"God appears in many forms to those who believe in him. Thousands of Negroes in the deep south visualize God and Heaven in terms of people and things they know in their everyday life. The Green Pastures is an attempt to portray that humble, reverent conception."
This passage opens the 1936 classic, Green Pastures. It almost serves as a disclaimer. The film uses some of the popular stereotypical coon antics of the time to embrace what was a revolutionary concept. It used Black actors to interpret the story of The Old Testament, portraying everyone from Moses to God almighty. At a time when black actors struggled harder than any other period, this film emerged with the historical significance of being the first in history to use an entirely black cast. Previously, many black roles were done by whites in blackface make-up, a standard form of characterization carried over from the Vaudeville Minstrelsy days. Negro actors occasionally lucked up on bit and supporting roles in white films. This project employed all colored perfomers, many of whom returned to domestic jobs and similar work after the Hollywood dream became more and more elusive.
Green Pastures offers a glimpse of writer Marc Connelly's vision of Negro Heaven, complete with fish frys, 10 cent cigars, and rambunctious angel "chillun" who get reprimanded for mischievously riding the clouds. It is interesting to see how a Black God becomes compelled to create the Earth, become so angered at the condition of mankind that he destroys it, and decides to try it again. The film delivers the story of Adam and Eve, Noah and the great flood, Moses leading his people to the promised land, and even God's relationship with his arch angel, Gabriel among others.
Green Pastures enjoyed great success as a Broadway play which led to it eventually becoming a hugely successful film, selling 6,000 tickets every hour when it first opened at Radio City Music Hall in New York City.
Even if you are familiar with the scriptures you may find it's approach to be intriguing or at the very least a departure from how they are normally interpreted. With the benefit of hindsight we can look at this film and take comfort in the fact that we have struggled beyond the time when we had to "Coon" for the camera in order to get a break. At the same time it may be somewhat alarming to consider that in more recent eras we have become so detached from representing the strong spiritual foundation of our people on film. While the imagery may be somewhat disturbing at times for the modern conciousness, one still comes away from this film with the feeling that black people enjoy a divine spiritual connection that transcends our Earthly struggles. This stands as a distinctive achievement considering the very limited opportunity for Black actors at the time.

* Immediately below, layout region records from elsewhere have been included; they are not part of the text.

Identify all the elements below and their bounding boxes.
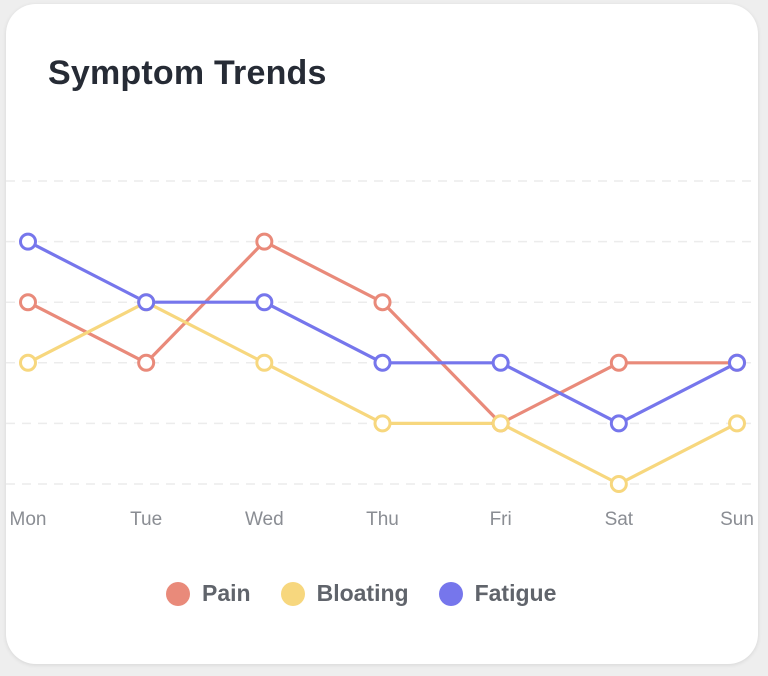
series-line-fatigue bbox=[26, 240, 739, 425]
data-point-bloating[interactable] bbox=[491, 414, 510, 433]
series-line-pain bbox=[26, 240, 739, 425]
data-point-bloating[interactable] bbox=[609, 475, 628, 493]
data-point-pain[interactable] bbox=[255, 232, 274, 251]
x-tick-label: Tue bbox=[130, 509, 162, 530]
legend-label: Fatigue bbox=[474, 580, 557, 606]
data-point-pain[interactable] bbox=[137, 353, 156, 372]
legend-item-bloating[interactable]: Bloating bbox=[280, 580, 409, 607]
chart-card: Symptom Trends Mon Tue Wed Thu Fri Sat Sun Pai… bbox=[6, 4, 758, 664]
data-point-bloating[interactable] bbox=[728, 414, 746, 433]
line-chart: Mon Tue Wed Thu Fri Sat Sun bbox=[6, 180, 758, 530]
data-point-fatigue[interactable] bbox=[255, 293, 274, 312]
legend-label: Bloating bbox=[316, 580, 409, 606]
data-point-bloating[interactable] bbox=[255, 353, 274, 372]
legend-swatch bbox=[438, 581, 463, 606]
x-tick-label: Wed bbox=[245, 509, 284, 530]
x-tick-label: Sun bbox=[720, 509, 754, 530]
legend-label: Pain bbox=[202, 580, 251, 606]
data-point-fatigue[interactable] bbox=[728, 353, 746, 372]
legend-swatch bbox=[166, 581, 190, 606]
chart-title: Symptom Trends bbox=[48, 54, 327, 92]
series-line-bloating bbox=[26, 300, 739, 486]
data-point-bloating[interactable] bbox=[19, 353, 37, 372]
legend-item-pain[interactable]: Pain bbox=[166, 580, 251, 607]
legend-item-fatigue[interactable]: Fatigue bbox=[438, 580, 557, 607]
data-point-pain[interactable] bbox=[19, 293, 37, 312]
gridlines bbox=[6, 180, 758, 485]
x-tick-label: Fri bbox=[490, 509, 512, 530]
data-point-fatigue[interactable] bbox=[609, 414, 628, 433]
chart-legend: Pain Bloating Fatigue bbox=[166, 580, 556, 607]
data-point-bloating[interactable] bbox=[373, 414, 392, 433]
data-point-fatigue[interactable] bbox=[19, 232, 37, 251]
data-point-fatigue[interactable] bbox=[491, 353, 510, 372]
data-point-pain[interactable] bbox=[609, 353, 628, 372]
legend-swatch bbox=[280, 581, 305, 606]
data-point-fatigue[interactable] bbox=[373, 353, 392, 372]
x-tick-label: Thu bbox=[366, 509, 399, 530]
data-point-pain[interactable] bbox=[373, 293, 392, 312]
data-point-fatigue[interactable] bbox=[137, 293, 156, 312]
x-tick-label: Mon bbox=[10, 509, 47, 530]
x-axis-ticks: Mon Tue Wed Thu Fri Sat Sun bbox=[10, 509, 754, 530]
x-tick-label: Sat bbox=[605, 509, 634, 530]
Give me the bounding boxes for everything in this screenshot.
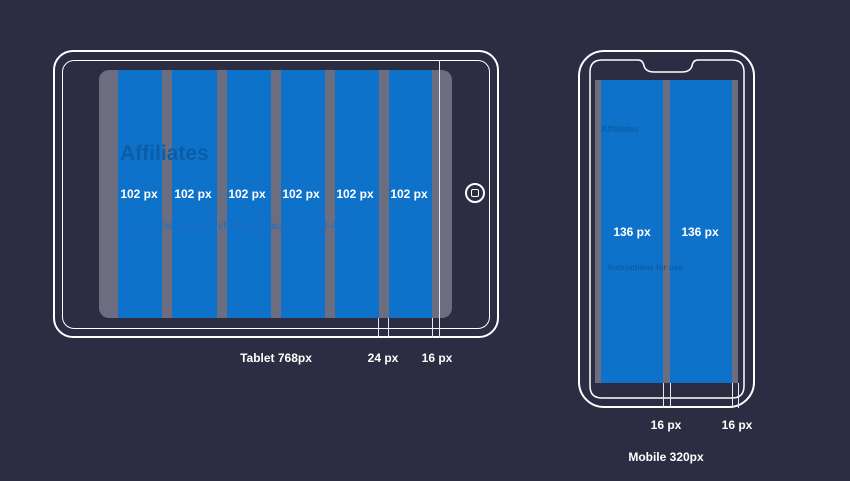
mobile-gutter-label: 16 px: [650, 418, 682, 432]
tablet-gutter-marker-right: [388, 318, 389, 338]
tablet-column-5: [335, 70, 379, 318]
tablet-home-button-icon: [471, 189, 479, 197]
mobile-column-2: [670, 80, 732, 383]
tablet-referral-link: https://studygy.com/Referal/29acae31-b35…: [135, 221, 354, 232]
tablet-column-label-4: 102 px: [282, 187, 320, 201]
mobile-outer-frame: [578, 50, 755, 408]
tablet-gutter-marker-left: [378, 318, 379, 338]
tablet-column-2: [172, 70, 217, 318]
tablet-column-label-6: 102 px: [390, 187, 428, 201]
tablet-margin-marker-left: [432, 318, 433, 338]
tablet-column-label-5: 102 px: [336, 187, 374, 201]
tablet-inner-frame: [62, 60, 490, 329]
tablet-column-label-3: 102 px: [228, 187, 266, 201]
tablet-page-title: Affiliates: [120, 142, 209, 165]
mobile-gutter-marker-left: [663, 383, 664, 408]
mobile-section-title: Instructions for use: [608, 263, 683, 272]
tablet-home-button: [465, 183, 485, 203]
tablet-column-1: [118, 70, 162, 318]
mobile-screen: Affiliates Instructions for use: [595, 80, 738, 383]
tablet-column-3: [227, 70, 271, 318]
tablet-screen: Affiliates https://studygy.com/Referal/2…: [99, 70, 452, 318]
mobile-caption: Mobile 320px: [628, 450, 704, 464]
tablet-margin-marker-right: [439, 60, 440, 338]
mobile-page-title: Affiliates: [601, 124, 640, 134]
tablet-column-4: [281, 70, 325, 318]
tablet-gutter-label: 24 px: [367, 351, 399, 365]
mobile-margin-marker-left: [732, 383, 733, 408]
mobile-margin-marker-right: [738, 383, 739, 408]
tablet-margin-label: 16 px: [421, 351, 453, 365]
mobile-gutter-marker-right: [670, 383, 671, 408]
tablet-column-6: [389, 70, 432, 318]
mobile-column-label-2: 136 px: [681, 225, 719, 239]
tablet-caption: Tablet 768px: [240, 351, 312, 365]
mobile-column-label-1: 136 px: [613, 225, 651, 239]
mobile-inner-frame-with-notch: [589, 59, 745, 399]
tablet-column-label-2: 102 px: [174, 187, 212, 201]
mobile-column-1: [601, 80, 663, 383]
tablet-outer-frame: [53, 50, 499, 338]
mobile-margin-label: 16 px: [721, 418, 753, 432]
tablet-column-label-1: 102 px: [120, 187, 158, 201]
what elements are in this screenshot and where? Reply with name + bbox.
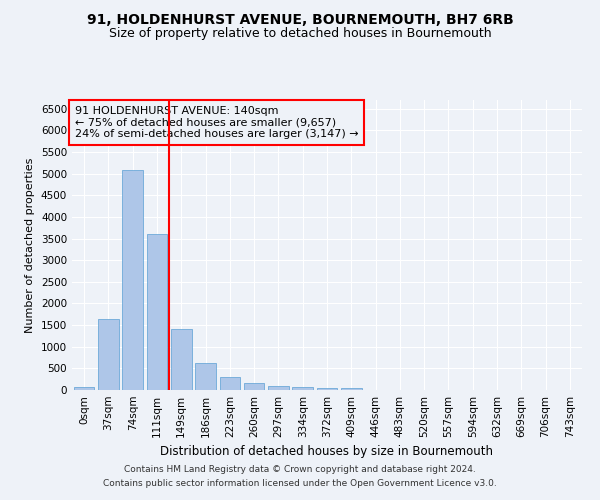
Bar <box>268 386 289 390</box>
Bar <box>171 330 191 390</box>
Y-axis label: Number of detached properties: Number of detached properties <box>25 158 35 332</box>
Text: 91, HOLDENHURST AVENUE, BOURNEMOUTH, BH7 6RB: 91, HOLDENHURST AVENUE, BOURNEMOUTH, BH7… <box>86 12 514 26</box>
Bar <box>292 388 313 390</box>
Bar <box>341 388 362 390</box>
Bar <box>220 376 240 390</box>
Bar <box>146 234 167 390</box>
Text: 91 HOLDENHURST AVENUE: 140sqm
← 75% of detached houses are smaller (9,657)
24% o: 91 HOLDENHURST AVENUE: 140sqm ← 75% of d… <box>74 106 358 139</box>
Bar <box>317 388 337 390</box>
Bar <box>98 318 119 390</box>
X-axis label: Distribution of detached houses by size in Bournemouth: Distribution of detached houses by size … <box>161 446 493 458</box>
Bar <box>195 363 216 390</box>
Text: Size of property relative to detached houses in Bournemouth: Size of property relative to detached ho… <box>109 28 491 40</box>
Bar <box>122 170 143 390</box>
Bar <box>244 384 265 390</box>
Bar <box>74 387 94 390</box>
Text: Contains HM Land Registry data © Crown copyright and database right 2024.
Contai: Contains HM Land Registry data © Crown c… <box>103 466 497 487</box>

The Hall Johnson Choir provides stirring renditions of classic spirituals for the soundtrack. As "De Lawd", actor Rex Ingram delivers a brilliant performance as a God who loves one and all but gets so frustrated with some of mankind's wicked ways that he becomes full of wrath and vengeance. Eventually, he finds enough goodness in us to discover the virtues of Mercy. As we embark on this new Millennium it seems that it might not be a bad idea for all of us, regardless of religious denomination or spiritual doctrine, to check out this movie and touch base with our ancestors offering of the divine creator's intentions for us. After all it's just a movie. Right?